Register now! Introduction to Python
Date:
Tuesday, January 23
Thursday, January 25
Tuesday, January 30
Thursday, February 01
Time: 9 am–12 noon
Location: Online
Facilitator: Chris Want
This is a 12-hour introductory online workshop (3 hours a day over 4 days) on using the Python programming language, with a particular focus on data analysis using the Pandas library and plotting. No previous programming experience assumed (this course starts with the absolute basics).
Either Python/Jupyter must be installed on your own computer, or a cloud based Jupyter environment can be used. If you do not have a version of Python and are not sure where to start, then consider following the instructions for your operating system here:
https://ualberta-rcg.github.io/python-intro/setup/
Participants will need a computer that has a strong internet connection to handle video streaming.
Register now! OpenRefine
Date: Monday, February 5
Time: 9 am–12 noon
Location: Online
Facilitator: John Simpson
This session will introduce participants to OpenRefine, a powerful free and open source tool to work with large datasets. We will quickly work through how to use OpenRefine to effectively clean and format tabular data and automatically track any changes. This session is suitable for beginners with no prior knowledge of OpenRefine.

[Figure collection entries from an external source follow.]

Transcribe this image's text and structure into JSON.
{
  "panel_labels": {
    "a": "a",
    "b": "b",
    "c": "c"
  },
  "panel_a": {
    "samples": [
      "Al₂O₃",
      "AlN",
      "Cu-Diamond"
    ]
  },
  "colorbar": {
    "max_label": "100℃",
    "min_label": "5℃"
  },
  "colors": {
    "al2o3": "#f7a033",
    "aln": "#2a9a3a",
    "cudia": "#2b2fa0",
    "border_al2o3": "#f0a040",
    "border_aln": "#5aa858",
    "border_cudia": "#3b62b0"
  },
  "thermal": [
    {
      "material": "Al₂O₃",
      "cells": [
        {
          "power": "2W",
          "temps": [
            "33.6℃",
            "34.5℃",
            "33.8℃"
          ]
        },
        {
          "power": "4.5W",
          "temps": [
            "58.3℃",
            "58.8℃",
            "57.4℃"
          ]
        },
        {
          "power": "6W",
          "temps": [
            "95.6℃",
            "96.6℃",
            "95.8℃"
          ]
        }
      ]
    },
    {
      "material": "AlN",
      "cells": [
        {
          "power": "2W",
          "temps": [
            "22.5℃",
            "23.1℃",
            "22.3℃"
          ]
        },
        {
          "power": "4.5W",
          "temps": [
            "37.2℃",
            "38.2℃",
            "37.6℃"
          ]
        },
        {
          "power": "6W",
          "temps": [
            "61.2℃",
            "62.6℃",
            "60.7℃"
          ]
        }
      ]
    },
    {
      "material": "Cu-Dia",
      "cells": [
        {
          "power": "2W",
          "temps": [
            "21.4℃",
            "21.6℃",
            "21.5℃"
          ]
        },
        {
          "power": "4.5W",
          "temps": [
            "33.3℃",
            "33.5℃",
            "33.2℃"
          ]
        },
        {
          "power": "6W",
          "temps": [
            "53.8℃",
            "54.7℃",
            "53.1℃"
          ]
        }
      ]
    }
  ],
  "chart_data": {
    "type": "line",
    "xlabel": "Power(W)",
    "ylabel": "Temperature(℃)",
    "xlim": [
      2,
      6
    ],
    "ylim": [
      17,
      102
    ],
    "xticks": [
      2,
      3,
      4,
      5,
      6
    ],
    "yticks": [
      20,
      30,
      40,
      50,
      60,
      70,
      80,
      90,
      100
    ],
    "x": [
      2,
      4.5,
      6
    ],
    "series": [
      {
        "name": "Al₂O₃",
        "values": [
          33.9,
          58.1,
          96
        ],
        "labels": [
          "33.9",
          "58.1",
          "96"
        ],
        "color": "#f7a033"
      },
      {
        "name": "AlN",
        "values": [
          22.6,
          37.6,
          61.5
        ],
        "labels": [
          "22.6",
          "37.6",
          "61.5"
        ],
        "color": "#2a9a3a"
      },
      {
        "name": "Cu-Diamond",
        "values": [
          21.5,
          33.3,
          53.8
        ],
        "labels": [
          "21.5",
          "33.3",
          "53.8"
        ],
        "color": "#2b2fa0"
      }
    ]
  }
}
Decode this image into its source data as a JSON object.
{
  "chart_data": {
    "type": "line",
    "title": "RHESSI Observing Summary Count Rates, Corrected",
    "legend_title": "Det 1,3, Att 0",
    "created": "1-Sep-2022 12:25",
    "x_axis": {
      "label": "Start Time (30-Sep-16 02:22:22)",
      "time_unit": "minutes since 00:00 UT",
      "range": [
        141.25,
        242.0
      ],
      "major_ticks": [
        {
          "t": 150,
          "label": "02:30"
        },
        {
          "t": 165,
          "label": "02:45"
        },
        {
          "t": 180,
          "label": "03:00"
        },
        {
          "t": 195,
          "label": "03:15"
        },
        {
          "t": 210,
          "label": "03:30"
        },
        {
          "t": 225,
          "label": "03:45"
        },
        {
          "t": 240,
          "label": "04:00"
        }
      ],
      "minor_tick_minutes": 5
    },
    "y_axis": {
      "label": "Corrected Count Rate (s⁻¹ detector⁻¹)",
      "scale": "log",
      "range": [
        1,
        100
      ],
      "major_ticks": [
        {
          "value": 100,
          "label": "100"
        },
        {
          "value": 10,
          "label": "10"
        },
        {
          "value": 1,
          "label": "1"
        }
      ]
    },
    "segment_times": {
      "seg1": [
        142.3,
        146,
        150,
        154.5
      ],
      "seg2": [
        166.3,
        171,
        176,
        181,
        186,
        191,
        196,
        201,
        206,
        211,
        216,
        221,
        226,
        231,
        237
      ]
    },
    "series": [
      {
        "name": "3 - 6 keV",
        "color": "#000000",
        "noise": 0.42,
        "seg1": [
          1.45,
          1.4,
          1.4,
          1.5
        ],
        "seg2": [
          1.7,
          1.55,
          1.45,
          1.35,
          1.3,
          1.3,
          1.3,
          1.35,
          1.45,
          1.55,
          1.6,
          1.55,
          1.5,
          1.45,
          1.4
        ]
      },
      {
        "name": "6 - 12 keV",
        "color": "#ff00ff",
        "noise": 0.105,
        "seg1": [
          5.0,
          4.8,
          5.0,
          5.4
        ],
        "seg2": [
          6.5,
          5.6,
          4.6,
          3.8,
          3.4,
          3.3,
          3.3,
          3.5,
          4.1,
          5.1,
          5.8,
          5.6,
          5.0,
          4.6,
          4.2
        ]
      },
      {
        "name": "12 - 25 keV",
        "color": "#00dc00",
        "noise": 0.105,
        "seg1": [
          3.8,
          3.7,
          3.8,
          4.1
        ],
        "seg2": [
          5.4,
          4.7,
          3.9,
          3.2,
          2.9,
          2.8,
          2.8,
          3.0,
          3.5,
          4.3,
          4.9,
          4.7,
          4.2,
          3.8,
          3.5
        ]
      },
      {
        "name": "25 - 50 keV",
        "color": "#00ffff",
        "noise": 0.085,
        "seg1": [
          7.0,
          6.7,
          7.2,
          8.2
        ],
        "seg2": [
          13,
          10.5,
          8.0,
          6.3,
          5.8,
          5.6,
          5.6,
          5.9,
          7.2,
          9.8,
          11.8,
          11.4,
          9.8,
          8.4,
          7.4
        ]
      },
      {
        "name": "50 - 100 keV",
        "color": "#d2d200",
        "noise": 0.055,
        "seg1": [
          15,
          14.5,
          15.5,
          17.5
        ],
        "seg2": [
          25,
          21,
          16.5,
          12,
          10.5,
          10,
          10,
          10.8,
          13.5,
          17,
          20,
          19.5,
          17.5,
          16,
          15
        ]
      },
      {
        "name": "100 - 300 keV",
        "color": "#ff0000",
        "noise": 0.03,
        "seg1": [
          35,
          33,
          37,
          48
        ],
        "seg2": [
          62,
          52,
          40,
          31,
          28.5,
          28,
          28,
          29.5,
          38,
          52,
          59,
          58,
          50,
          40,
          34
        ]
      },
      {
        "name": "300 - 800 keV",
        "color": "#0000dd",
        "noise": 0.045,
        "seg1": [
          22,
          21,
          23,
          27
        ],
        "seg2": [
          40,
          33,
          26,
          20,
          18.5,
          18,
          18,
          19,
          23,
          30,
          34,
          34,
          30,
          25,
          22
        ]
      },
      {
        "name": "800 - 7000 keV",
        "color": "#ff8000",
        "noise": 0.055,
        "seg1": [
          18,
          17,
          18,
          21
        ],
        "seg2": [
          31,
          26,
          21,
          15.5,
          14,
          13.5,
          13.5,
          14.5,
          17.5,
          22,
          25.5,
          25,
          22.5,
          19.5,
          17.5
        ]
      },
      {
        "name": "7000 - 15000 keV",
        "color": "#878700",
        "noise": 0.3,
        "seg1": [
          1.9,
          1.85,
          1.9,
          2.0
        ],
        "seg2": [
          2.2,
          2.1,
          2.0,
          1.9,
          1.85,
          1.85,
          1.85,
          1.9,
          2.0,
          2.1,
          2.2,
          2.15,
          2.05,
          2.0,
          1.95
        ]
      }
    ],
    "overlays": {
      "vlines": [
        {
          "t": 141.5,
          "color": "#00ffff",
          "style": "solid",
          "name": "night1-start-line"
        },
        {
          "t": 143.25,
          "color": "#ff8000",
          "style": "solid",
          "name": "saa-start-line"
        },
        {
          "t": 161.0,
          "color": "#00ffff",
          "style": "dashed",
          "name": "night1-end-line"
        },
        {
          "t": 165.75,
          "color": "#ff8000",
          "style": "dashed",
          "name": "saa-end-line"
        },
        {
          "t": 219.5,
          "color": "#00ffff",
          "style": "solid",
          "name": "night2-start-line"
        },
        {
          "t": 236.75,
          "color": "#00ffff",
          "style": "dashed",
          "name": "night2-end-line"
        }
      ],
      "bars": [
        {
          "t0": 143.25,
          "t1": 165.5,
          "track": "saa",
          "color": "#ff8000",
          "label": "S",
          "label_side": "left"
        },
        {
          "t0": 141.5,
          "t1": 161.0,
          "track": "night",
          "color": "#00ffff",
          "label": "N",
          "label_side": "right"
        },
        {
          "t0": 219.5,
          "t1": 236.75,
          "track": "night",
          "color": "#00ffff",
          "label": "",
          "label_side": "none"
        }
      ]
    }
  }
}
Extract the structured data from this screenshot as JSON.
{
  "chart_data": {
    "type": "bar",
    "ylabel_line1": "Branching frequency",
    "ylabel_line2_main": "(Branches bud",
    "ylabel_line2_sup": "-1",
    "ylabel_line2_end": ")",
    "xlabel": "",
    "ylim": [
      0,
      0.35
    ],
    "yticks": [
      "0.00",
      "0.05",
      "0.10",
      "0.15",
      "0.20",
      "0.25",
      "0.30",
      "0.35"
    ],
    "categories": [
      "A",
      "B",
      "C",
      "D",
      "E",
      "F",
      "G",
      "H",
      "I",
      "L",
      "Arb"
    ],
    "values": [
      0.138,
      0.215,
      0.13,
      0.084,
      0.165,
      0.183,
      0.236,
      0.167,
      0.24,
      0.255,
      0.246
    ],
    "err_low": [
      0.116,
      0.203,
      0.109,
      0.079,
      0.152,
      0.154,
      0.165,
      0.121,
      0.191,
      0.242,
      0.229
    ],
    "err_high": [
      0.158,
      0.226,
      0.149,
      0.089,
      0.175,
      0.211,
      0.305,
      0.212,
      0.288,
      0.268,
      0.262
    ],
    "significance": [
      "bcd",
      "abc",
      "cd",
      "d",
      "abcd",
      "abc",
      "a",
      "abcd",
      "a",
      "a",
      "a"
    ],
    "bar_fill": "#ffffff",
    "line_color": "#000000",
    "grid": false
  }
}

Register now! Intermediate Python: Python on the Cluster
Date:
Tuesday, February 6
Thursday, February 8
Time: 9 am–12 noon
Location: Online
Facilitator: Chris Want
This hands-on workshop (two sessions, both three hours) will give students an insight into running Python code on high performance computing clusters. Includes setting up jobs for batch submission, loading dependant Python packages, and interactive use on the cluster. Students should have some experience with the shell (e.g., HPC Shell Basics workshop), experience submitting jobs (e.g., HPC Essentials workshop), and at least one introductory Python course.